I finalized a design and was eager to see the sketch translate into 3-dimensional form. After working on the piece for sometime, I then for some unknown reason started to lose momentum and enthusiasm. Now I figure that this was mainly due to the wood itself, firstly not being quite the dimensions I needed and also the structure of the grain was inconsistent making it difficult to carve. I set the piece aside to work on something else and endeavored to rework it later when my mind was fresh again.

A few months went by and the piece got pushed further into the corner of the workshop and eventually became out of sight and therefore out of mind. Occasionally the thought of finishing it briefly came to my attention however I always seemed to other things to do, and so it remained half done and sat gathering dust in the corner.

Twelve years later Nigel Reading from the Spirit Wrestler Gallery came and stayed with me at my home in Rotorua and we discussed possible ideas for the Wero exhibition. Nigel spotted the piece in the shed and at that time my family and I were only weeks away from moving to Australia. He said to me “I really like that piece, it’s got good form and real potential.

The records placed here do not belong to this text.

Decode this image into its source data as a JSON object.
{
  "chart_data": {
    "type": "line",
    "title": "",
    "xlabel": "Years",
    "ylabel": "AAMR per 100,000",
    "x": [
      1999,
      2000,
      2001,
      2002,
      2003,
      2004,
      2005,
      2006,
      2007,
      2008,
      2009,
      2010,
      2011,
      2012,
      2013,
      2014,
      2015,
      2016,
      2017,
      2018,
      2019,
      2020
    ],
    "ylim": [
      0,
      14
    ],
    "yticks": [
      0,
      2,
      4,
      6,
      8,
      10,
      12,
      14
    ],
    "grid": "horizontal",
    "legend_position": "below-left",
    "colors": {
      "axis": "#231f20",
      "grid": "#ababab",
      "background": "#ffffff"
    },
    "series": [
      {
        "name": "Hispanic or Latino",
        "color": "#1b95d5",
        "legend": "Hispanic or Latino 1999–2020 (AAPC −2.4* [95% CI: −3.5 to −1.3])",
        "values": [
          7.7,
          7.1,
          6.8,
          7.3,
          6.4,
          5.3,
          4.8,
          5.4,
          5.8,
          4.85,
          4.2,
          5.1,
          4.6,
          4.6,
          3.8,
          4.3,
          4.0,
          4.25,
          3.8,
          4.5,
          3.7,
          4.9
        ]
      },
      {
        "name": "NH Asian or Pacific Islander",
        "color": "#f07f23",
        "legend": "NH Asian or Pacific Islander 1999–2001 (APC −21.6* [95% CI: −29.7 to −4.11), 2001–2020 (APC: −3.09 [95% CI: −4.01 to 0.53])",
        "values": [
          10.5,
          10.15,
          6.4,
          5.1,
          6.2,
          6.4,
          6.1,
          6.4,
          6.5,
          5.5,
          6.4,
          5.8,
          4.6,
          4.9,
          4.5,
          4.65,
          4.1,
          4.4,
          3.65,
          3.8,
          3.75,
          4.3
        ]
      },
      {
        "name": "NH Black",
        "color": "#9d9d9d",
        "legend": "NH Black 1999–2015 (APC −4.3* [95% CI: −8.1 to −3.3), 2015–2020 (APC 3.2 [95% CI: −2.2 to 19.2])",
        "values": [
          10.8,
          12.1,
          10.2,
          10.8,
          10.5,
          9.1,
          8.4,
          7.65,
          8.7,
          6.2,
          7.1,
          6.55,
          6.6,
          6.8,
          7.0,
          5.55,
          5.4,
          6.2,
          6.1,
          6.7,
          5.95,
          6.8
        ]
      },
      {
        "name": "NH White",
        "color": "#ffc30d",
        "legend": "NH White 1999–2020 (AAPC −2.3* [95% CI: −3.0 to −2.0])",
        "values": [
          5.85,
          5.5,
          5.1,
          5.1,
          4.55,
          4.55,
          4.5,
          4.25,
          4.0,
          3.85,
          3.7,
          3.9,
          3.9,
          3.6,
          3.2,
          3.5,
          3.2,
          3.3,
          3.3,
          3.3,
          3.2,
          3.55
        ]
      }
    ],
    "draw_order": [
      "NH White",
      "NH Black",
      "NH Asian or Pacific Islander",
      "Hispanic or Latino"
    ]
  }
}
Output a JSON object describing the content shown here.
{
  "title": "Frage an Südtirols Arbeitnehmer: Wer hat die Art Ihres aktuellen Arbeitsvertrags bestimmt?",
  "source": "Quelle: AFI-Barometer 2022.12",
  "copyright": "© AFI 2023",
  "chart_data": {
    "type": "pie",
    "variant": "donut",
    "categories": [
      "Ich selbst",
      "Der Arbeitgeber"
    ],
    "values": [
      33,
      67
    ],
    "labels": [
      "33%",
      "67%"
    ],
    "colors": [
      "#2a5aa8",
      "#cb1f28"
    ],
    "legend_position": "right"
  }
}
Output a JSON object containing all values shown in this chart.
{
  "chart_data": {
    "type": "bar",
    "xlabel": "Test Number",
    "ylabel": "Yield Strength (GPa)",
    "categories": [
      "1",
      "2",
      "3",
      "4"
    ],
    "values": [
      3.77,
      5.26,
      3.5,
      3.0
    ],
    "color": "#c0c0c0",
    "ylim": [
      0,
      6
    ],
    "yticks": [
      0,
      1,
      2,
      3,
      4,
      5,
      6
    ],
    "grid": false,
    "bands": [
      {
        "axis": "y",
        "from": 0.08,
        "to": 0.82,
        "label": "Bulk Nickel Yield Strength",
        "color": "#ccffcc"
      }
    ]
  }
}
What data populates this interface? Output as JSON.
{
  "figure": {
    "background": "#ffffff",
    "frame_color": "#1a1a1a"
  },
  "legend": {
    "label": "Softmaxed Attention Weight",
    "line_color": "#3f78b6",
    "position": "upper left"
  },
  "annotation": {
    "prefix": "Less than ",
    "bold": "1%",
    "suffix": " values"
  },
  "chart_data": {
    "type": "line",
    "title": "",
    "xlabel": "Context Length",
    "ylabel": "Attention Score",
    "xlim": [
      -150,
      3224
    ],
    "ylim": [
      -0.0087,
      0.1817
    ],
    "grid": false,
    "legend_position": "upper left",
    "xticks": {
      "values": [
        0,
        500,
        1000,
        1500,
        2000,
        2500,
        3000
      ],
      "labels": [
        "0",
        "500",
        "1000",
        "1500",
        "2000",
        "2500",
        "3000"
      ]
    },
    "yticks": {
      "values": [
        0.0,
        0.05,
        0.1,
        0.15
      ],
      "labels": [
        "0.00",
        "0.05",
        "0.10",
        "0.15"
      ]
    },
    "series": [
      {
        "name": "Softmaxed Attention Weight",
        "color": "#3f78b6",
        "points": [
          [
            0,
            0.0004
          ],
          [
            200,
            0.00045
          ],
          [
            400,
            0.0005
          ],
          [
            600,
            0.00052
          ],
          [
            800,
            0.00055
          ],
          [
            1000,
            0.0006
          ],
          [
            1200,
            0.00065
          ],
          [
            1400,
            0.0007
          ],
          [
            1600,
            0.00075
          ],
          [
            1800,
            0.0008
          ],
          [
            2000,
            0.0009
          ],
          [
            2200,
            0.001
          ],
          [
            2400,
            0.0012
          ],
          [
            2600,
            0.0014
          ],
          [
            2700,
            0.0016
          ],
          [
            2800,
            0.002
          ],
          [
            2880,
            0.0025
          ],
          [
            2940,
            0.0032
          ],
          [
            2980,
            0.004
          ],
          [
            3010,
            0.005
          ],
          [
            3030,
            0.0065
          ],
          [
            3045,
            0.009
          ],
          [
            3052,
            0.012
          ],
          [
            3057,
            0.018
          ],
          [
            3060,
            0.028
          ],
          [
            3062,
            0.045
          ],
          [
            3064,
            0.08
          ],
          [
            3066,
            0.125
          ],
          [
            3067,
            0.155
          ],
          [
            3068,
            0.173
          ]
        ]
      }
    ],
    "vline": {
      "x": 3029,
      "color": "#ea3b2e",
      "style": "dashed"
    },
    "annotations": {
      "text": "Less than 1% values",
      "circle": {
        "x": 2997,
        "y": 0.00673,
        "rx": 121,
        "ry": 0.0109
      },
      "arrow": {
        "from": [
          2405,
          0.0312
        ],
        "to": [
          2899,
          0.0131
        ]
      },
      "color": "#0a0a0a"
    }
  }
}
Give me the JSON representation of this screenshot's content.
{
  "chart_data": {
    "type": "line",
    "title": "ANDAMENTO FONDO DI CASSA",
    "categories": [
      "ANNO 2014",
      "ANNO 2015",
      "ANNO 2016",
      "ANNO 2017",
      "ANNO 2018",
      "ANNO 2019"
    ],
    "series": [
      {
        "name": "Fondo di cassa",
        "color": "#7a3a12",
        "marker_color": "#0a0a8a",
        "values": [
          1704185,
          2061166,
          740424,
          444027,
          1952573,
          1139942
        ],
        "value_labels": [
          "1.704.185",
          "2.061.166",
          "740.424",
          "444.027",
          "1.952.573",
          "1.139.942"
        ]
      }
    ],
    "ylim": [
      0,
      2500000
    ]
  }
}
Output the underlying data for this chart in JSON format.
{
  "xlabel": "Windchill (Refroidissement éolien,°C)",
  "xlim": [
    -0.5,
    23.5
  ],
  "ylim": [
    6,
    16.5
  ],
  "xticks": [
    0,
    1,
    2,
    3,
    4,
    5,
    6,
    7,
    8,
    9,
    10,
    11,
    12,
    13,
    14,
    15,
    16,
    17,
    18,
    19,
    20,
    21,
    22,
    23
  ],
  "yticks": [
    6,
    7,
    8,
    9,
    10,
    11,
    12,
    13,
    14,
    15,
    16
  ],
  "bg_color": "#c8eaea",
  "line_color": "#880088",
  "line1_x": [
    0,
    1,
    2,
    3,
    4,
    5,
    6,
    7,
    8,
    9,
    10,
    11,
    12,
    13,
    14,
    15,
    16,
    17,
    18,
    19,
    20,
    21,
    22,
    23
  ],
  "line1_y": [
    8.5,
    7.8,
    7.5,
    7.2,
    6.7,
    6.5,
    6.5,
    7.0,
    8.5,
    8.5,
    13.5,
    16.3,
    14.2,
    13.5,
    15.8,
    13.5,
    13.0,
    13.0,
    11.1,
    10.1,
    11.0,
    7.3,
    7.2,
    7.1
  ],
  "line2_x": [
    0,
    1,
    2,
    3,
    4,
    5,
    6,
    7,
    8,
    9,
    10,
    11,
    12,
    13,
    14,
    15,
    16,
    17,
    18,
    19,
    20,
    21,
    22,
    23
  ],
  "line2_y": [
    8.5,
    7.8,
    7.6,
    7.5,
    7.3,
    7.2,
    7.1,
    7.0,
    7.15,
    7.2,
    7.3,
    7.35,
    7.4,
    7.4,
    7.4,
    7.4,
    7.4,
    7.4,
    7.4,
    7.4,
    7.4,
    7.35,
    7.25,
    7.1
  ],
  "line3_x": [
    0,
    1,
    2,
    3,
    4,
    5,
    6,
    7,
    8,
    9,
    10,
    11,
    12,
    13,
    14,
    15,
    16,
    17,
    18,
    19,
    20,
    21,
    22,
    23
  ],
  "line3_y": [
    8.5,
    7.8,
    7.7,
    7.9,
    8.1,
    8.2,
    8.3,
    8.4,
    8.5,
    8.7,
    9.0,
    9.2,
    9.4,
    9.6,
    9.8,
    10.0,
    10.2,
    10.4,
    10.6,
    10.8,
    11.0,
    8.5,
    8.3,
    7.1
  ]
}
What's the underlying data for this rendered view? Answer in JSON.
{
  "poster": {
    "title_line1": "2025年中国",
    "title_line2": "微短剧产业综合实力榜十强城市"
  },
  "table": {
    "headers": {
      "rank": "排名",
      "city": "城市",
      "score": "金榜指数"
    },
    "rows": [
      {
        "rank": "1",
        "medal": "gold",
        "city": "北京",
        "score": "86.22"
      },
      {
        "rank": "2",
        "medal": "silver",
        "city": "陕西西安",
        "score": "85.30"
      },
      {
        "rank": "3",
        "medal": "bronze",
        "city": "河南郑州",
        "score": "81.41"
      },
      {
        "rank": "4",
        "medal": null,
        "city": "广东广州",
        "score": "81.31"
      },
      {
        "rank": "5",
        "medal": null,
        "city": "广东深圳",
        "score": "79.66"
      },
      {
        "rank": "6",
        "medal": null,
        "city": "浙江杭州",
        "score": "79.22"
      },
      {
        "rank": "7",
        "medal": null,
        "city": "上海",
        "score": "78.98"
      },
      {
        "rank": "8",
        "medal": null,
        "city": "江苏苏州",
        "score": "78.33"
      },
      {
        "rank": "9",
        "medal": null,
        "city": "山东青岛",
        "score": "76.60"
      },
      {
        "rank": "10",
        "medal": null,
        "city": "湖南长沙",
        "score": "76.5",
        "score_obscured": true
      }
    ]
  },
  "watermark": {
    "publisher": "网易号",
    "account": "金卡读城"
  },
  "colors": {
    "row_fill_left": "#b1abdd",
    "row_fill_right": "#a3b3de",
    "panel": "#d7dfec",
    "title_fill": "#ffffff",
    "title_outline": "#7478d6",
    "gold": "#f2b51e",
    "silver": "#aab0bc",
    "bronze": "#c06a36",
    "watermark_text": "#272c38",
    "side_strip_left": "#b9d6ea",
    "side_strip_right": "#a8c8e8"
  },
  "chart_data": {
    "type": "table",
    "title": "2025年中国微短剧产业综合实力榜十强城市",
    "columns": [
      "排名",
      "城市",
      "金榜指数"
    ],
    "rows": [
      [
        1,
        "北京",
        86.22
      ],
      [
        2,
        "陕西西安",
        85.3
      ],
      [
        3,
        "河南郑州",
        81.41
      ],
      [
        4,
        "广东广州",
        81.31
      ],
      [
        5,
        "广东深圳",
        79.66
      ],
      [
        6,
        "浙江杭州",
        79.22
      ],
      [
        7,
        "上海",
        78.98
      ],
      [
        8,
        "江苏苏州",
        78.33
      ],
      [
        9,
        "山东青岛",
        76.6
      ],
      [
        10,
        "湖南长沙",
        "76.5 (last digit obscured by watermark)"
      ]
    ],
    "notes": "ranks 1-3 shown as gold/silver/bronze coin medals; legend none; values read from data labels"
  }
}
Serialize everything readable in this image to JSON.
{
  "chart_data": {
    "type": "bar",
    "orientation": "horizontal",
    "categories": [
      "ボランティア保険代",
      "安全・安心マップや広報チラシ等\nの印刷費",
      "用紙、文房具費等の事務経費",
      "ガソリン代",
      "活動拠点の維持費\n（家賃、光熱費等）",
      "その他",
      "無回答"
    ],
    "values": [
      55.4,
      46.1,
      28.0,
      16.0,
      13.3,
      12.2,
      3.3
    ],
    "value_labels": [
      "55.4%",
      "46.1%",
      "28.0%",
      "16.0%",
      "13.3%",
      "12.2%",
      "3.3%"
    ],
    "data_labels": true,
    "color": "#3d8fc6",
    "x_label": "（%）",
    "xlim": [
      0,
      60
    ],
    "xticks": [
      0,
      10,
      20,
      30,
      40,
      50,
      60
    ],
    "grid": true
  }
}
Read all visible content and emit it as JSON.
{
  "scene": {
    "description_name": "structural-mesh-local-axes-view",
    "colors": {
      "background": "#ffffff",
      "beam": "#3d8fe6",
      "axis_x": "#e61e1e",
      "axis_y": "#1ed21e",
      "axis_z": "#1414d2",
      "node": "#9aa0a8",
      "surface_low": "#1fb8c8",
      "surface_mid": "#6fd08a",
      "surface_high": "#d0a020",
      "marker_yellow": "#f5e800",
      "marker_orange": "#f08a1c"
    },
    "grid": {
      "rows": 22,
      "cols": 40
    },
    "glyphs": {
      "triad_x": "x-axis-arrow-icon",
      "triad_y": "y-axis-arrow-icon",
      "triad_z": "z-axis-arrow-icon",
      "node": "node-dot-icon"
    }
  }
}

Why don’t you take that with you and finish it so that you have something to work on when you get there” and so that is exactly what I did.

Australia has lots of nasty creatures that will either bite or sting and in some cases can be deadly. The size of some of the insects is quite unbelievable and I found this out one morning walking down my street when I came across a massive grasshopper on the neighbour’s fence. Amazed at its size I stood and studied it for a while and then thought to myself “wow! that looks like my carving and so from that day it’s had the nickname Grasshopper.” The grasshopper encounter actually helped me to visualize the overall look of the piece and inspired the surface patterns and colours I would then use.

When I completed the piece I sat it on the workbench and thought back to the original concept and how the journey it took over all that time had quite literally transformed the sculpture into what was there in front of me. I could see in it an array of references that had inspired or influenced me over the twelve years it took to mature. I could even see how I had resolved and improved certain aspects as I developed as an artist over that period. Such an interesting story and the fact that it described a big chunk of my carving career warranted a special title. Normally the concept and title of an artwork comes to you at the beginning but because this work was unique in that it evolved and transformed over such a long period of time from its original concept I had to think carefully about it.

I finally came up with the title Tāne who in Māori ideology is god of the forest. He is responsible for all trees, birds and insect life that make up Aotearoa’s magnificent wilderness. This I felt was a fitting name that best described the finished form and all it entailed.

—Todd Couper

Todd Couper

Todd Couper


Ngāti Kahungunu

(1974- )

Todd attended Te Aute Boys College in Hawkes Bay from 1987 to 1991 and quickly excelled in art. In 1995, he completed the Diploma of Art, Craft and Māori Design at Waiariki Institute of Technology in Rotorua; he majored in woodcarving/sculpture and graduated with honours. It was during this time that he met Roi Toia, who was teaching there. Roi, impressed with his talent, invited Todd to apprentice with him. They continue to work together, but Todd has forged his own style and direction in carving, with commissioned pieces residing in collections in the United States, Canada, Australia and the Netherlands. He participated in Kiwa: Pacific Connections (2003) in Vancouver, Canada.